CHAPTER 3 Artificial Neural Networks 20
5.4 Database 100
In order to determine the distribution of contaminants at the Kansas City landfill site, samples of groundwater and soil were obtained at various locations throughout the landfill. Groundwater sampling was performed by drilling and installing four monitoring wells at the site. Well-related information (such as locations, depths, and so forth) are depicted in Table 5.1 and Figure 5.2. The wells were installed to detect the presence and migration of contaminants from the landfill site. Monitoring Well (MW) 1 was originally designated as the background well, while MW-2, 3 and 4 were installed in the presumed, in relation to the dump site, down-gradient direction (KDHE, 1996). Once the monitoring wells were in place, groundwater samples were collected and sent to the laboratory for analysis.
Similar to the groundwater sampling procedure discussed previously, soil sampling was conducted by collecting seven soil samples from depths varying from 0–12 inches from ground surface. Information (such as number, location, and chemical analysis results) related to the seven samples used herein in our ANN modeling task are given in Table 5.3 and 5.4 as well as Figure 5.3.
5.4.1 Model Development
In order to utilize any ANN-based model, the program must be trained or educated about the process it is supposed to model. To train the network, a known set of input data along with the desired outcome is used. The BPANN methodology/program [Mryyan & Najjar (2007); Itani
& Najjar (2000); Najjar & Basheer (1996); Itani (1996)] using the supervised training approach is used to train the desired ANN models to produce output values that are as close to the real values as possible via repeated modifications of the network’s connection weights. This process continues until the error at the output layer is minimized. Once this training process has been completed, the developed model can then be used for prediction tasks. Note that the accuracy of the predicted values is dependent on the quality of the data used in the training phase. The better the quality of the training sets, the greater the accuracy of the predicted values will be. For this reason, the training sets (i.e., groundwater and soil data) used to build the desired network models were of the utmost importance in this study.

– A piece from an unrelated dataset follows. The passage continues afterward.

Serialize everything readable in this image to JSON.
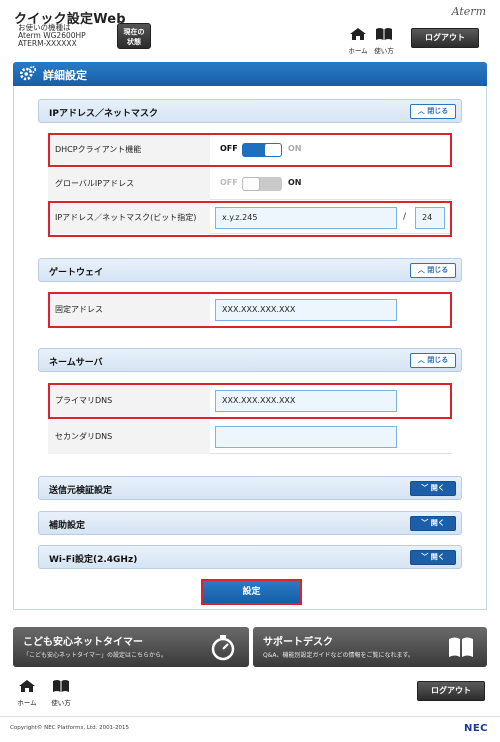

When developing any ANN model, it is important to determine what input and output values will be used (Dowla & Rogers, 1995). For the Kansas City landfill case, x and y
coordinates were used as the only input values to the model. The concentration value (V) of lead or copper was used as the output for their associated network model. The x and y coordinates refer to the x and y distances for the associated observation point, measured from a reference point (i.e., x = 0, y = 0). The value of lead in soil network model was developed using five data sets for training and the remaining two data sets for testing purposes. Best network and
associated number of hidden nodes were determined by training and online testing to achieve the least error on the testing data sets. Accuracy measures used in this study are:
ASE = Averaged squared error
MARE =Mean Absolute Relative Error and R2 = Coefficient of Determination.
Best net is identified as the one having the least ASE and MARE and highest R2. In this case, the number of hidden nodes needed to achieve this objective was found by the adaptive
training approach. The final (best performing) net contained two input nodes representing the x and y coordinates, two hidden nodes and one output node (i.e., value of lead). Similar modeling processes (i.e., training, testing and evaluation) were carried out to select the best performing network model for:
Value of lead in groundwater table (GWT) at depth (Z) = 2 feet Value of lead in GWT at Z = 4 feet
Value of lead in soil Value of copper in soil
For all four networks developed herein, two hidden nodes were found adequate to achieve the desired best performing net.
5.4.2 Databank Generation
A contaminated location, for the purposes of this study, is defined as any x and y
coordinate location that contains lead or copper value that is higher than the Maximum Allowed Contamination Level (MACL). Table 5.5 lists the containment and their associated MACL values. A sampling location that has been observed to have a concentration value higher than MACL will be designated as a contaminated area or hot area, and therefore would require
remediation. On the other hand, any location having a concentration value less than MACL value will be considered as an uncontaminated zone or safe area, and therefore requires no
remediation.
Four databases containing x, y and V values were generated via the developed ANN models for each case at various locations across the site. To achieve this objective, the landfill site was divided into a grid system. In this case, grid lines were set at 10-foot intervals for both x (east) and y (north) directions. A total of 481 grid points were used for each case (See Figure
5.4). The x and y coordinates were used as input values for each of the four developed ANN profiling models. The developed models were then used to predict the corresponding
contamination value for the 481 designated x and y coordinates representing the site. This produced four data banks containing 481 sets of x, y coordinates and their predicted V value for each case. The resulting data banks were processed to construct various contamination
distribution maps of the landfill site.